Translating science into patient benefit
The CIR has established itself as a base for clinical translational research and experimental medicine. Scientists are excited at working in an environment where patients suffering from diseases under research are at the same site. Young clinician scientists are motivated to become trained in research and initiate new research based on their clinical experiences. In turn, research discoveries in the laboratories filter through to benefit patients in the co-located hospital. This integration of basic research with the clinical problems allows research findings in cells and molecules to be taken, potentially through animal models, into treatments to benefit patients. For example, Dr John Simpson initially showed that gene transfer of the antimicrobial antiprotease elafin could protect the lining of the lung against injury using a cell culture model. He then developed the approach in sheep and discovered it dramatically protected the lungs. With £1m funding from the Sir Jules Thorn Charitable Trust his work is now being translated for the human problem of ventilator-associated pneumonia.

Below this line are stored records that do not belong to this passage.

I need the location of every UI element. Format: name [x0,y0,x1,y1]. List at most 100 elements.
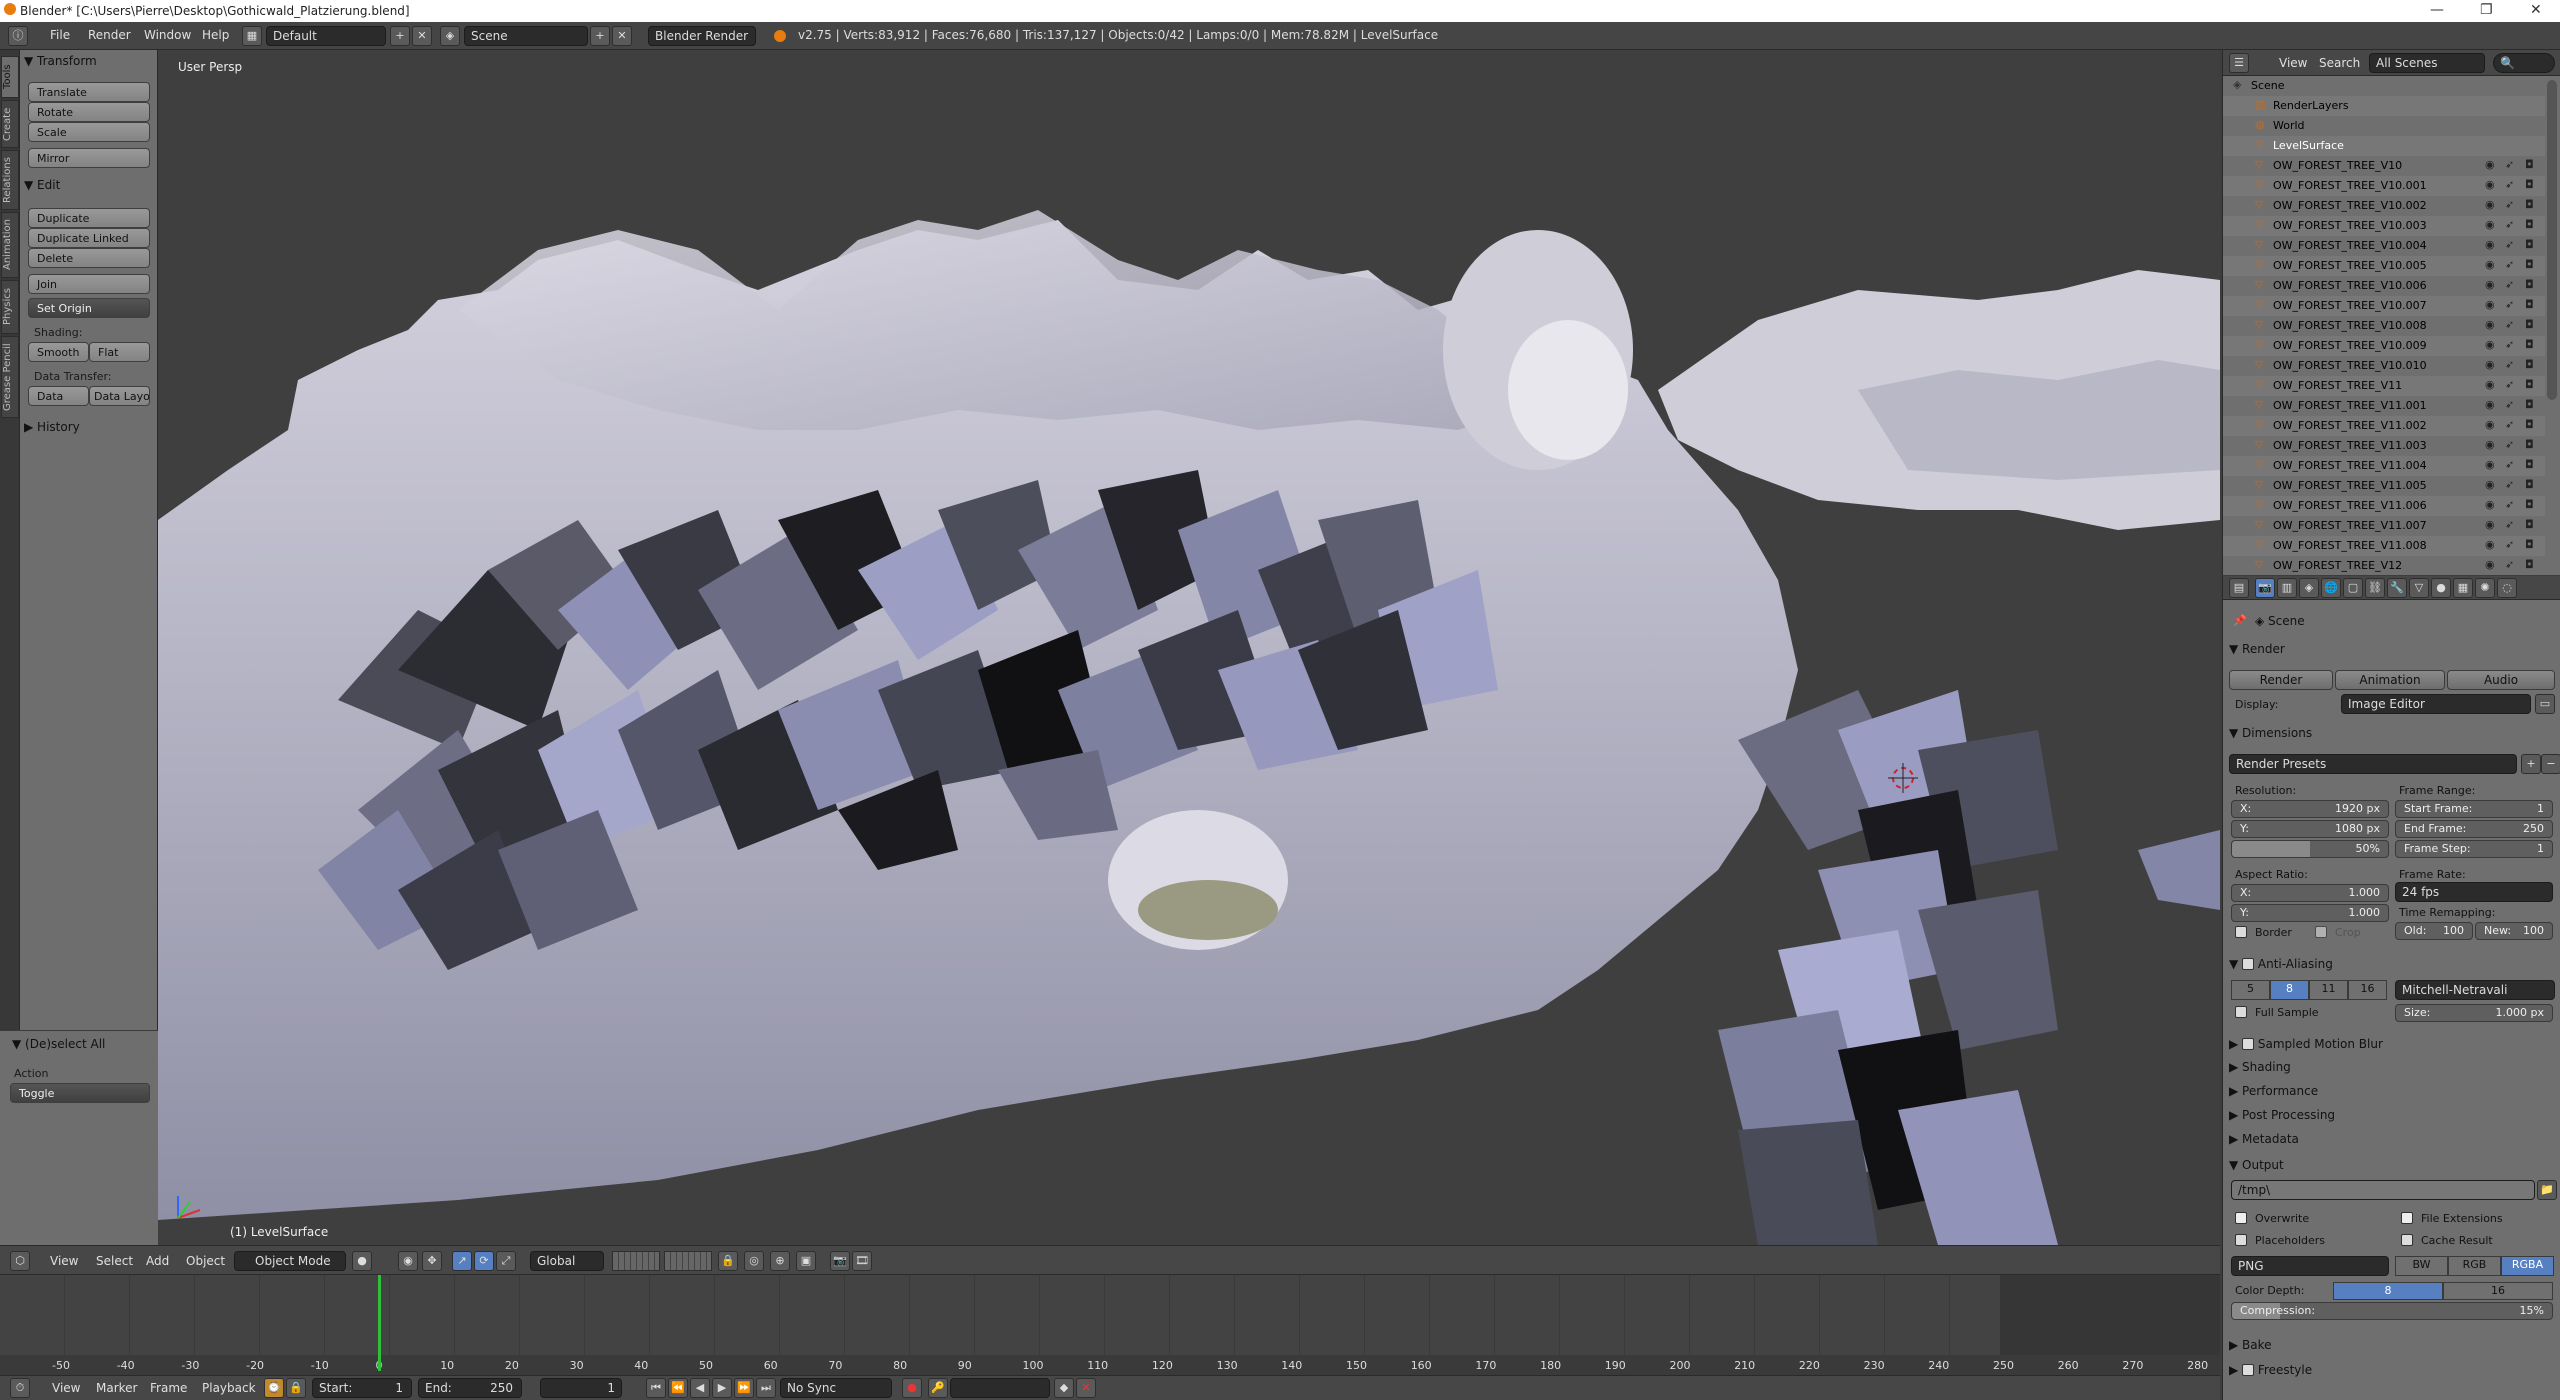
render-presets-select[interactable]: Render Presets [2229,754,2517,774]
file-format-select[interactable]: PNG [2231,1256,2389,1276]
outliner-row[interactable]: ▽ OW_FOREST_TREE_V10.008 ◉ ➶ ◘ [2223,316,2545,336]
color-depth-8-button[interactable]: 8 [2333,1282,2443,1300]
eye-icon[interactable]: ◉ [2485,298,2495,311]
join-button[interactable]: Join [28,274,150,294]
menu-file[interactable]: File [50,28,70,42]
camera-icon[interactable]: ◘ [2525,278,2534,291]
camera-icon[interactable]: ◘ [2525,338,2534,351]
outliner-row[interactable]: ▽ OW_FOREST_TREE_V10.004 ◉ ➶ ◘ [2223,236,2545,256]
time-remap-old-field[interactable]: Old: 100 [2395,922,2473,940]
browse-folder-icon[interactable]: 📁 [2537,1180,2557,1200]
camera-icon[interactable]: ◘ [2525,158,2534,171]
viewport-menu-object[interactable]: Object [186,1254,225,1268]
crop-checkbox[interactable] [2315,926,2327,938]
render-context-icon[interactable]: 📷 [2255,578,2275,598]
resolution-percentage-slider[interactable]: 50% [2231,840,2389,858]
data-layout-button[interactable]: Data Layo [89,386,150,406]
cursor-icon[interactable]: ➶ [2505,518,2514,531]
lock-interface-icon[interactable]: ▭ [2535,694,2555,714]
freestyle-checkbox[interactable] [2242,1364,2255,1376]
render-engine-select[interactable]: Blender Render [648,26,756,46]
outliner-row[interactable]: ▽ OW_FOREST_TREE_V11.007 ◉ ➶ ◘ [2223,516,2545,536]
viewport-menu-view[interactable]: View [50,1254,78,1268]
add-layout-icon[interactable]: + [390,26,410,46]
full-sample-checkbox[interactable] [2235,1006,2247,1018]
border-checkbox[interactable] [2235,926,2247,938]
outliner-menu-view[interactable]: View [2279,56,2307,70]
color-mode-rgb-button[interactable]: RGB [2448,1256,2501,1276]
current-frame-marker[interactable] [377,1275,381,1371]
physics-context-icon[interactable]: ◌ [2497,578,2517,598]
aa-samples-16-button[interactable]: 16 [2348,980,2387,1000]
render-layers-context-icon[interactable]: ▥ [2277,578,2297,598]
outliner-row[interactable]: ▥ RenderLayers [2223,96,2545,116]
rotate-manipulator-icon[interactable]: ⟳ [474,1251,494,1271]
delete-keyframe-icon[interactable]: ✕ [1076,1378,1096,1398]
camera-icon[interactable]: ◘ [2525,358,2534,371]
smooth-button[interactable]: Smooth [28,342,89,362]
tab-relations[interactable]: Relations [1,150,19,210]
camera-icon[interactable]: ◘ [2525,518,2534,531]
scale-manipulator-icon[interactable]: ⤢ [496,1251,516,1271]
record-icon[interactable]: ● [902,1378,922,1398]
outliner-row[interactable]: ▽ OW_FOREST_TREE_V10.001 ◉ ➶ ◘ [2223,176,2545,196]
constraints-context-icon[interactable]: ⛓ [2365,578,2385,598]
flat-button[interactable]: Flat [89,342,150,362]
transform-orientation-select[interactable]: Global [530,1251,604,1271]
time-lock-icon[interactable]: 🔒 [286,1378,306,1398]
scene-icon[interactable]: ◈ [440,26,460,46]
outliner-menu-search[interactable]: Search [2319,56,2360,70]
eye-icon[interactable]: ◉ [2485,198,2495,211]
timeline-menu-playback[interactable]: Playback [202,1381,256,1395]
particles-context-icon[interactable]: ✺ [2475,578,2495,598]
minimize-button[interactable]: — [2430,2,2444,18]
output-panel-header[interactable]: ▼ Output [2229,1158,2284,1172]
camera-icon[interactable]: ◘ [2525,318,2534,331]
filter-size-field[interactable]: Size: 1.000 px [2395,1004,2553,1022]
outliner-row[interactable]: ▽ OW_FOREST_TREE_V11.003 ◉ ➶ ◘ [2223,436,2545,456]
outliner-row[interactable]: ▽ OW_FOREST_TREE_V11 ◉ ➶ ◘ [2223,376,2545,396]
eye-icon[interactable]: ◉ [2485,238,2495,251]
remove-layout-icon[interactable]: ✕ [412,26,432,46]
cursor-icon[interactable]: ➶ [2505,158,2514,171]
collapsed-section-header[interactable]: ▶ Metadata [2229,1132,2299,1146]
cursor-icon[interactable]: ➶ [2505,438,2514,451]
outliner-row[interactable]: ▽ OW_FOREST_TREE_V10.003 ◉ ➶ ◘ [2223,216,2545,236]
play-icon[interactable]: ▶ [712,1378,732,1398]
frame-step-field[interactable]: Frame Step: 1 [2395,840,2553,858]
render-audio-button[interactable]: Audio [2447,670,2555,690]
timeline-menu-view[interactable]: View [52,1381,80,1395]
resolution-x-field[interactable]: X: 1920 px [2231,800,2389,818]
delete-button[interactable]: Delete [28,248,150,268]
anti-aliasing-checkbox[interactable] [2242,958,2255,970]
duplicate-linked-button[interactable]: Duplicate Linked [28,228,150,248]
outliner-scrollbar[interactable] [2547,80,2557,400]
3d-viewport[interactable]: User Persp (1) LevelSurface [158,50,2220,1245]
remove-scene-icon[interactable]: ✕ [612,26,632,46]
render-animation-icon[interactable]: 🎞 [852,1251,872,1271]
menu-window[interactable]: Window [144,28,191,42]
color-mode-rgba-button[interactable]: RGBA [2501,1256,2554,1276]
properties-editor-type-icon[interactable]: ▤ [2229,578,2249,598]
proportional-edit-icon[interactable]: ◎ [744,1251,764,1271]
outliner-row[interactable]: ▽ OW_FOREST_TREE_V11.008 ◉ ➶ ◘ [2223,536,2545,556]
outliner-row[interactable]: ◈ Scene [2223,76,2545,96]
viewport-menu-add[interactable]: Add [146,1254,169,1268]
data-transfer-button[interactable]: Data [28,386,89,406]
render-panel-header[interactable]: ▼ Render [2229,642,2285,656]
object-context-icon[interactable]: ▢ [2343,578,2363,598]
placeholders-checkbox[interactable] [2235,1234,2247,1246]
eye-icon[interactable]: ◉ [2485,458,2495,471]
world-context-icon[interactable]: 🌐 [2321,578,2341,598]
eye-icon[interactable]: ◉ [2485,278,2495,291]
aa-filter-select[interactable]: Mitchell-Netravali [2395,980,2555,1000]
history-panel-header[interactable]: ▶ History [24,420,80,434]
menu-help[interactable]: Help [202,28,229,42]
cursor-icon[interactable]: ➶ [2505,198,2514,211]
eye-icon[interactable]: ◉ [2485,258,2495,271]
camera-icon[interactable]: ◘ [2525,558,2534,571]
rotate-button[interactable]: Rotate [28,102,150,122]
tab-animation[interactable]: Animation [1,212,19,278]
viewport-menu-select[interactable]: Select [96,1254,133,1268]
eye-icon[interactable]: ◉ [2485,518,2495,531]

An exciting new area of research, which has emerged out of the three centres working together, is macrophage cell therapy. This ground-breaking technique, being developed by Drs David Kluth and Jeremy Hughes, could provide a crucial advance towards therapies for patients with chronic inflammatory diseases of, for example, the kidney and lung. The principle behind the new technique is to genetically alter the normal behaviour of macrophages, outside of the body, so that when they are re-introduced they perform new functions and quell the inflammation.

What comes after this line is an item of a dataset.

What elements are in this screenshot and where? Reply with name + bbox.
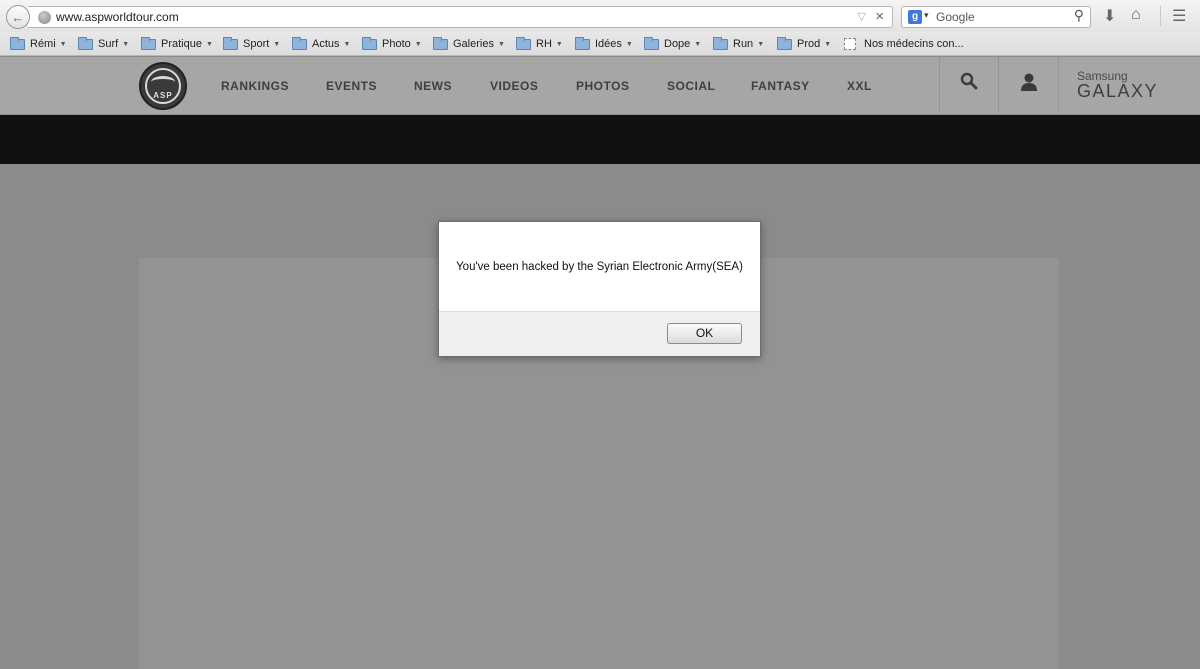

Other interesting new developments include research that uncovers relationships between cancer and inflammation. Professor Tariq Sethi has recently shown that the growth and spread of the devastating tumour, small-cell lung cancer, is critically controlled by apoptosis and by inflammatory proteins interacting with integrin receptors on the tumour cell’s surface. Professor Chris Gregory has proposed that when tumour macrophages scavenge dying tumour cells, they become activated to suppress antitumour immunity – which could promote more tumours forming.A major aim of his team is to find a way of switching the activation state of these cells so they instead promote anti-tumour immune responses. Both these lines of research link naturally to the study of apoptosis – an internationally recognized theme of the CIR.
A wealth of opportunities
The good news for medical research in Edinburgh does not begin and end with the opening of the QMRI. Developments at the new institute have undoubtedly been a major catalyst in the creation of a major Biomedical Science Park next to the hospital, a partnership between the University of Edinburgh, Scottish Enterprise and City of Edinburgh. Land is currently being cleared for a £45m stem cell science building to be commissioned in 2008/09. So no wonder there is a buzz of excitement at Little France. With the integration of three internationally renowned research centres and the science park on the horizon, the possibilities for ground-breaking research to improve human health seem endless.